Menarik, melihat wajah depan koran hari ini melaporkan demo besar di pelbagai kota kemarin (Kamis, 22/2024). Mereka berpesta visual, merayakan pembatalan revisi UU Pilkada.
Sebagai media dengan berita telat, gaya koran Indonesia mengolah tata letak depan secara khusus setahu saya baru mulai awal 2000-an setelah reformasi. Untuk halaman dalam biasanya visual digarap istimewa jika ada berita penting sepak bola.
Gaya halaman depan koran Indonesia yang kadang memoster itu menurut kesan saya meniru tabloid. Memang sih, di negeri lain ukuran koran yang lebih kecil sudah lama hadir serupa tabloid, lebih kecil daripada broadsheet, sehingga bergambar besar, supaya mencolok di kios.

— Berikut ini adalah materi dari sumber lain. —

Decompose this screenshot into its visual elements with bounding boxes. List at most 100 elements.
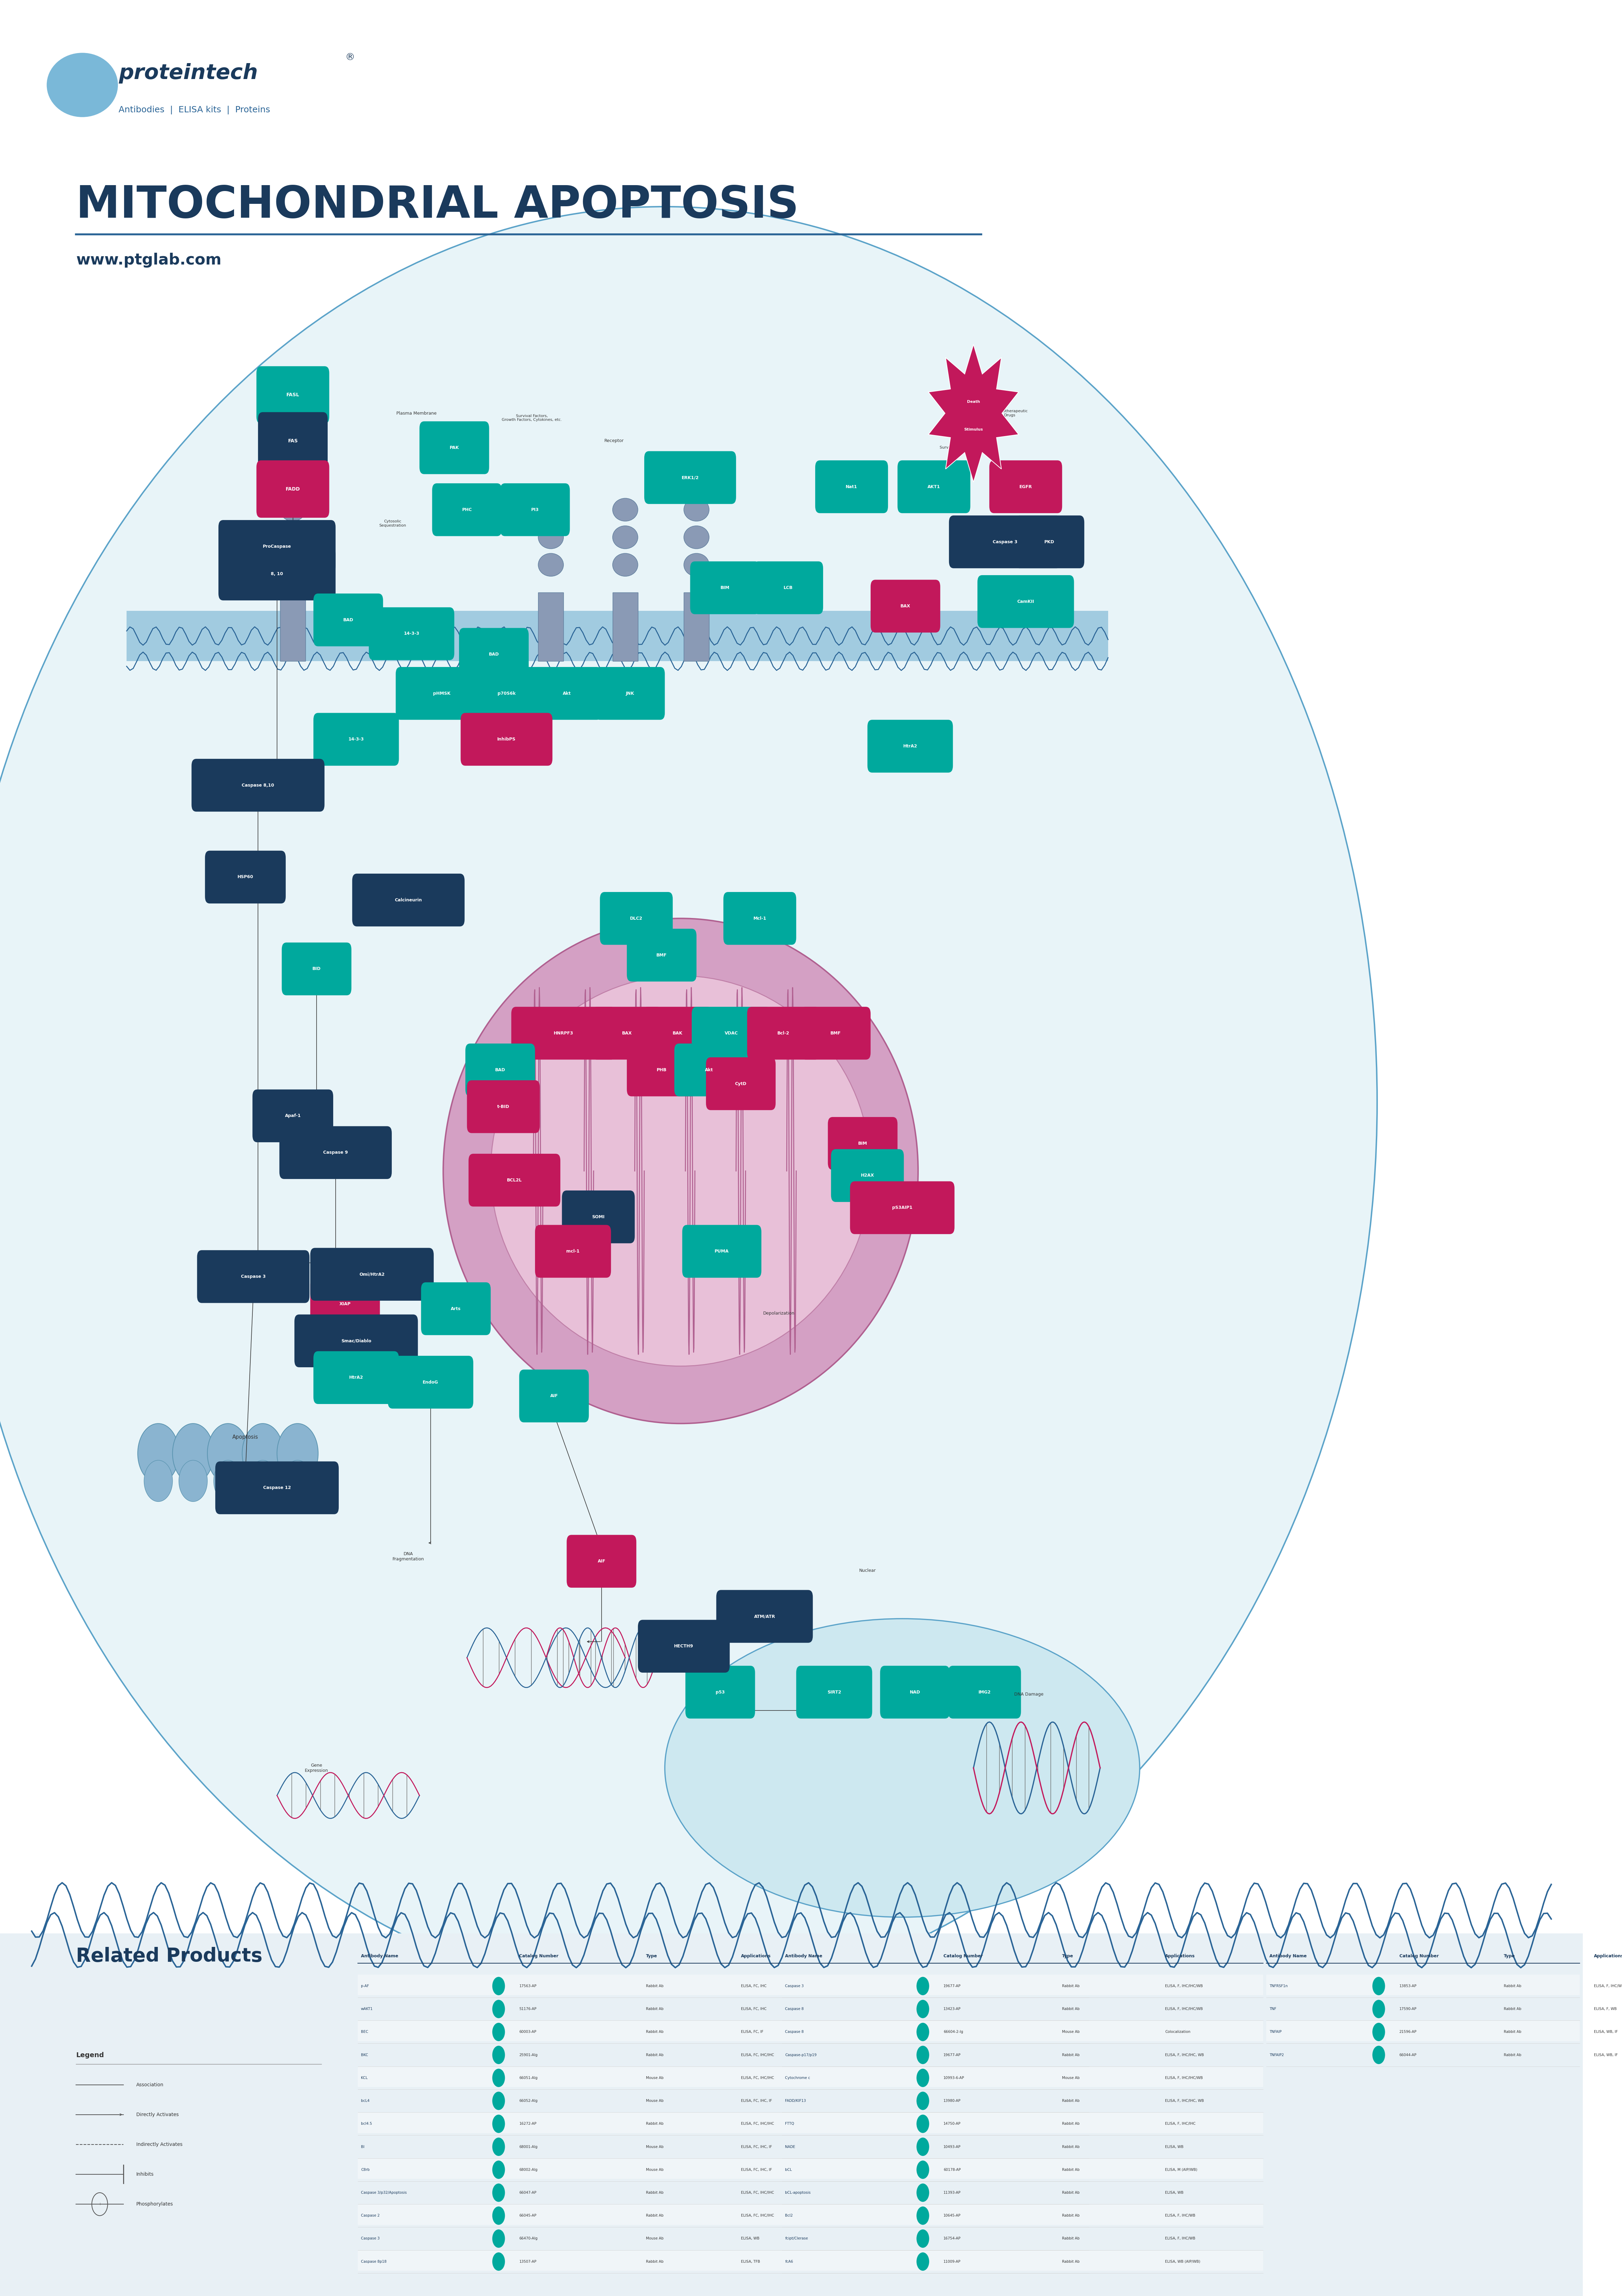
Text: EGFR: EGFR	[1019, 484, 1032, 489]
Text: Caspase 9: Caspase 9	[323, 1150, 349, 1155]
Text: Caspase 8p18: Caspase 8p18	[362, 2259, 386, 2264]
Text: Rabbit Ab: Rabbit Ab	[1062, 2144, 1080, 2149]
Text: 66604-2-Ig: 66604-2-Ig	[944, 2030, 963, 2034]
Bar	[358, 2250, 1088, 2271]
Text: 66051-Alg: 66051-Alg	[519, 2076, 537, 2080]
FancyBboxPatch shape	[368, 606, 454, 661]
Text: Rabbit Ab: Rabbit Ab	[646, 2053, 663, 2057]
Text: Mouse Ab: Mouse Ab	[646, 2236, 663, 2241]
Text: Antibody Name: Antibody Name	[362, 1954, 399, 1958]
Text: proteintech: proteintech	[118, 64, 258, 83]
Bar	[1267, 1975, 1580, 1995]
Text: TNFRSF1n: TNFRSF1n	[1270, 1984, 1288, 1988]
Text: 16272-AP: 16272-AP	[519, 2122, 537, 2126]
Text: ELISA, FC, IHC: ELISA, FC, IHC	[741, 2007, 767, 2011]
Text: Mcl-1: Mcl-1	[753, 916, 766, 921]
Ellipse shape	[0, 207, 1377, 1998]
FancyBboxPatch shape	[469, 1153, 560, 1208]
Text: EndoG: EndoG	[423, 1380, 438, 1384]
Text: 17590-AP: 17590-AP	[1400, 2007, 1416, 2011]
Text: Type: Type	[646, 1954, 657, 1958]
Circle shape	[1372, 2023, 1385, 2041]
Text: Caspase 8: Caspase 8	[785, 2007, 805, 2011]
Text: Plasma Membrane: Plasma Membrane	[396, 411, 436, 416]
FancyBboxPatch shape	[561, 1189, 634, 1244]
Text: Rabbit Ab: Rabbit Ab	[1504, 2053, 1521, 2057]
FancyBboxPatch shape	[204, 850, 285, 902]
FancyBboxPatch shape	[256, 459, 329, 517]
Text: Catalog Number: Catalog Number	[944, 1954, 983, 1958]
Text: DNA Damage: DNA Damage	[1014, 1692, 1043, 1697]
Text: SIRT2: SIRT2	[827, 1690, 842, 1694]
Text: Survival Factors,
Growth Factors, Cytokines, etc.: Survival Factors, Growth Factors, Cytoki…	[501, 413, 561, 422]
Text: LCB: LCB	[783, 585, 793, 590]
Circle shape	[916, 2069, 929, 2087]
Circle shape	[916, 2206, 929, 2225]
Circle shape	[493, 2046, 504, 2064]
Text: 13423-AP: 13423-AP	[944, 2007, 960, 2011]
Text: Caspase 8: Caspase 8	[785, 2030, 805, 2034]
FancyBboxPatch shape	[949, 514, 1061, 567]
Text: bCL-apoptosis: bCL-apoptosis	[785, 2190, 811, 2195]
FancyBboxPatch shape	[535, 1226, 611, 1277]
FancyBboxPatch shape	[461, 712, 553, 765]
FancyBboxPatch shape	[279, 1127, 393, 1180]
Text: bcl4.5: bcl4.5	[362, 2122, 371, 2126]
FancyBboxPatch shape	[686, 1665, 756, 1717]
FancyBboxPatch shape	[467, 1079, 540, 1132]
Text: Nat1: Nat1	[845, 484, 858, 489]
FancyBboxPatch shape	[827, 1118, 897, 1171]
FancyBboxPatch shape	[642, 1006, 712, 1058]
Text: +: +	[99, 2202, 101, 2206]
Text: PHC: PHC	[462, 507, 472, 512]
Text: ELISA, FC, IHC/IHC: ELISA, FC, IHC/IHC	[741, 2122, 774, 2126]
Text: ELISA, WB: ELISA, WB	[741, 2236, 759, 2241]
Ellipse shape	[281, 553, 305, 576]
FancyBboxPatch shape	[282, 941, 352, 996]
Text: ELISA, WB: ELISA, WB	[1165, 2144, 1184, 2149]
Text: 66047-AP: 66047-AP	[519, 2190, 537, 2195]
Text: BIM: BIM	[858, 1141, 868, 1146]
Ellipse shape	[684, 526, 709, 549]
Text: Caspase 12: Caspase 12	[263, 1486, 290, 1490]
Text: Bcl-2: Bcl-2	[777, 1031, 790, 1035]
Text: ELISA, FC, IHC/IHC: ELISA, FC, IHC/IHC	[741, 2213, 774, 2218]
Circle shape	[242, 1424, 284, 1483]
Text: ELISA, FC, IHC, IF: ELISA, FC, IHC, IF	[741, 2167, 772, 2172]
Text: Smac/Diablo: Smac/Diablo	[341, 1339, 371, 1343]
Text: ELISA, F, IHC/IHC/WB: ELISA, F, IHC/IHC/WB	[1165, 1984, 1204, 1988]
Text: pS3AIP1: pS3AIP1	[892, 1205, 913, 1210]
FancyBboxPatch shape	[748, 1006, 821, 1058]
Circle shape	[916, 2023, 929, 2041]
FancyBboxPatch shape	[626, 928, 696, 983]
Circle shape	[248, 1460, 277, 1502]
Text: 66052-Alg: 66052-Alg	[519, 2099, 537, 2103]
Text: Rabbit Ab: Rabbit Ab	[1062, 1984, 1080, 1988]
FancyBboxPatch shape	[511, 1006, 616, 1058]
Text: NAD: NAD	[910, 1690, 920, 1694]
Text: 14-3-3: 14-3-3	[404, 631, 420, 636]
Text: BID: BID	[313, 967, 321, 971]
Text: 19677-AP: 19677-AP	[944, 1984, 960, 1988]
FancyBboxPatch shape	[1015, 514, 1083, 567]
Text: Arts: Arts	[451, 1306, 461, 1311]
FancyBboxPatch shape	[420, 420, 490, 473]
Text: PHB: PHB	[657, 1068, 667, 1072]
Text: Stimulus: Stimulus	[963, 427, 983, 432]
Text: HtrA2: HtrA2	[349, 1375, 363, 1380]
Circle shape	[277, 1424, 318, 1483]
FancyBboxPatch shape	[422, 1281, 491, 1334]
FancyBboxPatch shape	[626, 1042, 696, 1095]
Text: FAS: FAS	[287, 439, 298, 443]
Text: Rabbit Ab: Rabbit Ab	[646, 2190, 663, 2195]
Circle shape	[1372, 1977, 1385, 1995]
Text: mcl-1: mcl-1	[566, 1249, 579, 1254]
Circle shape	[916, 2183, 929, 2202]
Text: Apoptosis: Apoptosis	[232, 1435, 258, 1440]
Bar	[782, 2158, 1264, 2179]
Text: Catalog Number: Catalog Number	[1400, 1954, 1439, 1958]
Text: Directly Activates: Directly Activates	[136, 2112, 178, 2117]
Text: Rabbit Ab: Rabbit Ab	[1062, 2122, 1080, 2126]
FancyBboxPatch shape	[881, 1665, 950, 1717]
Text: XIAP: XIAP	[339, 1302, 350, 1306]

Namun di sini saya tak bicara jurnalisme tabloid yang di Barat berkonotasi masam dan kadang mesum.
Di Indonesia, pelopor tata wajah koran memoster setahu saya Koran Tempo, terutama setelah sekian tahun meninggalkan gaya broadsheet ke ukuran tabloid.
Apa pun gaya tata letaknya, yang klasik rapi, sirkus meriah, maupun poster, koran selama ini telah membiasakan orang membaca teks yang terkaveling-kaveling dalam selembar kertas besar. Ada alur di sana.
Maka ketika Kompas beriklan, sebagai upaya membuktikan relevansi kehadiran koran di tengah jepitan media digital, dia mengedepankan alur membaca berita. Kuncinya ada pada tata letak.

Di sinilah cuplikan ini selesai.